Throw in the odd 'mate' in sentences and it's acceptable to conclude that Mbiyozo has fully embraced his move to New Zealand, as coach of Belfast Rugby Club - a position he held for no less than a month before a gunman killed 51 people at the Al Noor mosque and Linwood Islamic Centre on the morning of March 15.
Mbiyozo was part of the 2008/09 South African World Rugby Sevens Series winning team which he led with now Springbok World Cup winning assistant coach Mzwandile Stick.
The series win was a first for the country under then coach Paul Treu.

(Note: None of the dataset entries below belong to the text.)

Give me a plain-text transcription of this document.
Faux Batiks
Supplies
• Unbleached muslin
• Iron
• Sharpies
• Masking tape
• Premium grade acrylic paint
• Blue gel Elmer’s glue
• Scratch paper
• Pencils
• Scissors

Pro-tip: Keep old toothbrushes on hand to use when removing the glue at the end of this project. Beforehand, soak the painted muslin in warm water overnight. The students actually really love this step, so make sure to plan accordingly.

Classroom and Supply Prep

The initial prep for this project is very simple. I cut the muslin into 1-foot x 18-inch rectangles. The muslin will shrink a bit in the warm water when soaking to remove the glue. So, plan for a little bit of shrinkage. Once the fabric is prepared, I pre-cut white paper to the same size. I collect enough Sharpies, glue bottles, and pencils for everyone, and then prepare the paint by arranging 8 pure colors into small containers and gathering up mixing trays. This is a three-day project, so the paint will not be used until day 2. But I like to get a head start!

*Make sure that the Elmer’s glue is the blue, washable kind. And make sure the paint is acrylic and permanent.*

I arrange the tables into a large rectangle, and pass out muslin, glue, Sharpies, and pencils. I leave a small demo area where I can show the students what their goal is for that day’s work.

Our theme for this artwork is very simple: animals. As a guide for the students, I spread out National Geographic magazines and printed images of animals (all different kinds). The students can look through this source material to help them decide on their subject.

His inspiration to move to New Zealand, he reveals, came after he went on a development trip to Christchurch in June last year. He also spent time with Super Rugby side Crusaders, "who would, after training sessions ask for my input on what I had observed".
After a brief stint with the Southern Kings in 2013 and a coaching gig at the Boland Academy, Mbiyozo's experience of New Zealand attracted him to the point that when an opportunity to coach came about, he applied and got the job, setting off a new chapter of his life and his family - wife Aimee-Noel Mbiyozo and children Vukile (4), Alakhe (6) and Khaya (6).
"I was struck by the alignment of their rugby structures," Mbiyozo said. "I knew I had to go back and show off my coaching skills in the country."
The former flank says at its core, his rugby coaching philosophy looks beyond rugby.
"I push players to question what life looks like after rugby and in doing that, it's about them being able to be what they want to be in life."
"Yes, the rugby game plan and tactics are there, but what are you doing outside of rugby and are you looking beyond?" - this his draws from his personal experience.
Summed up, Mbiyozo said: "Its about using rugby to teach people about life."
Mbiyozo, now left with a year on his contract has plans of pursuing more rugby coaching opportunities.
And why not? At just 36, his goals include coaching in Japan and Europe.